Los trámites para conseguir esas dádivas papales eran lentos y costosos, y es más que probable que los iniciara la Hermandad tras la declaración testifical, en fuerza de derecho, que hizo en 1633 el sacristán Alonso de Garavito sobre la “aparición” de la bendita Imagen de Nuestra Señora de las Angustias. Por cierto, es tradición que su prodigiosa llegada a Granada tuvo lugar una tarde de febrero. Esa festividad menor de la Transfixión –aunque aquí, por ese privilegio del papa Barberini, figuró en el Breviario y Misal Granatense con carácter de solemnidad doble mayor–, ha desaparecido de la Liturgia con las reformas que introdujo el Concilio Vaticano II, pero en la Basílica de las Angustias, al menos desde hace un siglo, se celebra la fiesta de la Aparición de la Virgen de las Angustias cada segundo domingo de febrero, claro eco de la primigenia festividad de la Hermandad.
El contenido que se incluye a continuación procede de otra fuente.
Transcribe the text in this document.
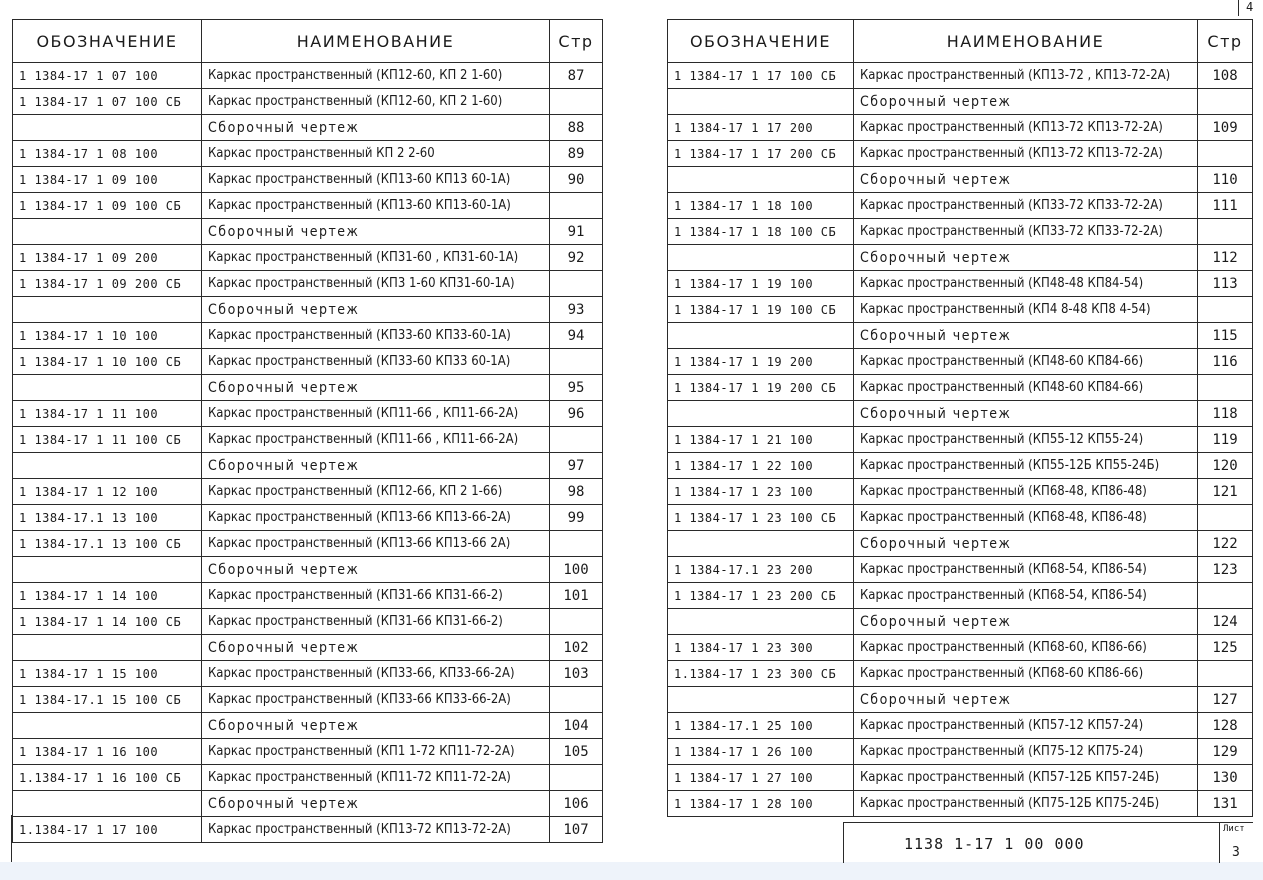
ОБОЗНАЧЕНИЕ	НАИМЕНОВАНИЕ	Стр
1 1384-17 1 07 100	Каркас пространственный (КП12-60, КП 2 1-60)	87
1 1384-17 1 07 100 СБ	Каркас пространственный (КП12-60, КП 2 1-60)	
	Сборочный чертеж	88
1 1384-17 1 08 100	Каркас пространственный КП 2 2-60	89
1 1384-17 1 09 100	Каркас пространственный (КП13-60 КП13 60-1А)	90
1 1384-17 1 09 100 СБ	Каркас пространственный (КП13-60 КП13-60-1А)	
	Сборочный чертеж	91
1 1384-17 1 09 200	Каркас пространственный (КП31-60 , КП31-60-1А)	92
1 1384-17 1 09 200 СБ	Каркас пространственный (КП3 1-60 КП31-60-1А)	
	Сборочный чертеж	93
1 1384-17 1 10 100	Каркас пространственный (КП33-60 КП33-60-1А)	94
1 1384-17 1 10 100 СБ	Каркас пространственный (КП33-60 КП33 60-1А)	
	Сборочный чертеж	95
1 1384-17 1 11 100	Каркас пространственный (КП11-66 , КП11-66-2А)	96
1 1384-17 1 11 100 СБ	Каркас пространственный (КП11-66 , КП11-66-2А)	
	Сборочный чертеж	97
1 1384-17 1 12 100	Каркас пространственный (КП12-66, КП 2 1-66)	98
1 1384-17.1 13 100	Каркас пространственный (КП13-66 КП13-66-2А)	99
1 1384-17.1 13 100 СБ	Каркас пространственный (КП13-66 КП13-66 2А)	
	Сборочный чертеж	100
1 1384-17 1 14 100	Каркас пространственный (КП31-66 КП31-66-2)	101
1 1384-17 1 14 100 СБ	Каркас пространственный (КП31-66 КП31-66-2)	
	Сборочный чертеж	102
1 1384-17 1 15 100	Каркас пространственный (КП33-66, КП33-66-2А)	103
1 1384-17.1 15 100 СБ	Каркас пространственный (КП33-66 КП33-66-2А)	
	Сборочный чертеж	104
1 1384-17 1 16 100	Каркас пространственный (КП1 1-72 КП11-72-2А)	105
1.1384-17 1 16 100 СБ	Каркас пространственный (КП11-72 КП11-72-2А)	
	Сборочный чертеж	106
1.1384-17 1 17 100	Каркас пространственный (КП13-72 КП13-72-2А)	107
ОБОЗНАЧЕНИЕ	НАИМЕНОВАНИЕ	Стр
1 1384-17 1 17 100 СБ	Каркас пространственный (КП13-72 , КП13-72-2А)	108
	Сборочный чертеж	
1 1384-17 1 17 200	Каркас пространственный (КП13-72 КП13-72-2А)	109
1 1384-17 1 17 200 СБ	Каркас пространственный (КП13-72 КП13-72-2А)	
	Сборочный чертеж	110
1 1384-17 1 18 100	Каркас пространственный (КП33-72 КП33-72-2А)	111
1 1384-17 1 18 100 СБ	Каркас пространственный (КП33-72 КП33-72-2А)	
	Сборочный чертеж	112
1 1384-17 1 19 100	Каркас пространственный (КП48-48 КП84-54)	113
1 1384-17 1 19 100 СБ	Каркас пространственный (КП4 8-48 КП8 4-54)	
	Сборочный чертеж	115
1 1384-17 1 19 200	Каркас пространственный (КП48-60 КП84-66)	116
1 1384-17 1 19 200 СБ	Каркас пространственный (КП48-60 КП84-66)	
	Сборочный чертеж	118
1 1384-17 1 21 100	Каркас пространственный (КП55-12 КП55-24)	119
1 1384-17 1 22 100	Каркас пространственный (КП55-12Б КП55-24Б)	120
1 1384-17 1 23 100	Каркас пространственный (КП68-48, КП86-48)	121
1 1384-17 1 23 100 СБ	Каркас пространственный (КП68-48, КП86-48)	
	Сборочный чертеж	122
1 1384-17.1 23 200	Каркас пространственный (КП68-54, КП86-54)	123
1 1384-17 1 23 200 СБ	Каркас пространственный (КП68-54, КП86-54)	
	Сборочный чертеж	124
1 1384-17 1 23 300	Каркас пространственный (КП68-60, КП86-66)	125
1.1384-17 1 23 300 СБ	Каркас пространственный (КП68-60 КП86-66)	
	Сборочный чертеж	127
1 1384-17.1 25 100	Каркас пространственный (КП57-12 КП57-24)	128
1 1384-17 1 26 100	Каркас пространственный (КП75-12 КП75-24)	129
1 1384-17 1 27 100	Каркас пространственный (КП57-12Б КП57-24Б)	130
1 1384-17 1 28 100	Каркас пространственный (КП75-12Б КП75-24Б)	131
1138 1-17 1 00 000
Лист
3
4
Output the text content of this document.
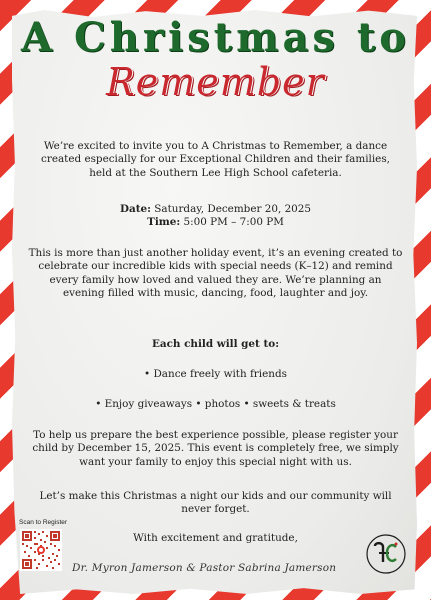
A Christmas to
Remember
We’re excited to invite you to A Christmas to Remember, a dance created especially for our Exceptional Children and their families, held at the Southern Lee High School cafeteria.
Date: Saturday, December 20, 2025
Time: 5:00 PM – 7:00 PM
This is more than just another holiday event, it’s an evening created to celebrate our incredible kids with special needs (K–12) and remind every family how loved and valued they are. We’re planning an evening filled with music, dancing, food, laughter and joy.
Each child will get to:
• Dance freely with friends
• Enjoy giveaways • photos • sweets & treats
To help us prepare the best experience possible, please register your child by December 15, 2025. This event is completely free, we simply want your family to enjoy this special night with us.
Let’s make this Christmas a night our kids and our community will never forget.
With excitement and gratitude,
Scan to Register
Dr. Myron Jamerson & Pastor Sabrina Jamerson
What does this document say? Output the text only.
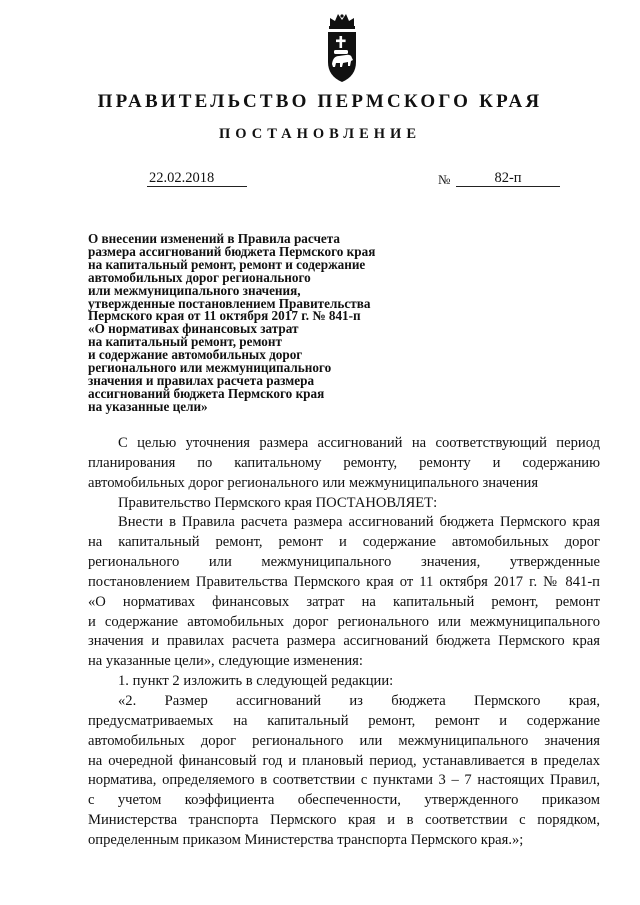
ПРАВИТЕЛЬСТВО ПЕРМСКОГО КРАЯ
ПОСТАНОВЛЕНИЕ
22.02.2018	№	82-п
О внесении изменений в Правила расчета
размера ассигнований бюджета Пермского края
на капитальный ремонт, ремонт и содержание
автомобильных дорог регионального
или межмуниципального значения,
утвержденные постановлением Правительства
Пермского края от 11 октября 2017 г. № 841-п
«О нормативах финансовых затрат
на капитальный ремонт, ремонт
и содержание автомобильных дорог
регионального или межмуниципального
значения и правилах расчета размера
ассигнований бюджета Пермского края
на указанные цели»
С целью уточнения размера ассигнований на соответствующий период
планирования по капитальному ремонту, ремонту и содержанию
автомобильных дорог регионального или межмуниципального значения
Правительство Пермского края ПОСТАНОВЛЯЕТ:
Внести в Правила расчета размера ассигнований бюджета Пермского края
на капитальный ремонт, ремонт и содержание автомобильных дорог
регионального или межмуниципального значения, утвержденные
постановлением Правительства Пермского края от 11 октября 2017 г. № 841-п
«О нормативах финансовых затрат на капитальный ремонт, ремонт
и содержание автомобильных дорог регионального или межмуниципального
значения и правилах расчета размера ассигнований бюджета Пермского края
на указанные цели», следующие изменения:
1. пункт 2 изложить в следующей редакции:
«2. Размер ассигнований из бюджета Пермского края,
предусматриваемых на капитальный ремонт, ремонт и содержание
автомобильных дорог регионального или межмуниципального значения
на очередной финансовый год и плановый период, устанавливается в пределах
норматива, определяемого в соответствии с пунктами 3 – 7 настоящих Правил,
с учетом коэффициента обеспеченности, утвержденного приказом
Министерства транспорта Пермского края и в соответствии с порядком,
определенным приказом Министерства транспорта Пермского края.»;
Por invitación de nuestro Arzobispo, el pasado mes de octubre tuve la fortuna de asistir a la presentación en Granada del libro de Alfonso Simón, “El Paraíso Abierto”, editado por la BAC. Ya indicó D. Javier que el tema era de interés, en especial para la Hermandad, y así fue. Simón, especialista en Teología bíblica, se cuestiona el sentido de la expresión de Simeón, en concreto la espada, al no encontrarle un encaje lógico en el evangelio de Lucas, el “evangelio de la misericordia”, y en concreto en la brillantez del nacimiento e infancia de Jesús, que se describe de manera luminosa, pero en este pasaje se trunca con una salpicadura un tanto tenebrosa: esa “espada de dolor”.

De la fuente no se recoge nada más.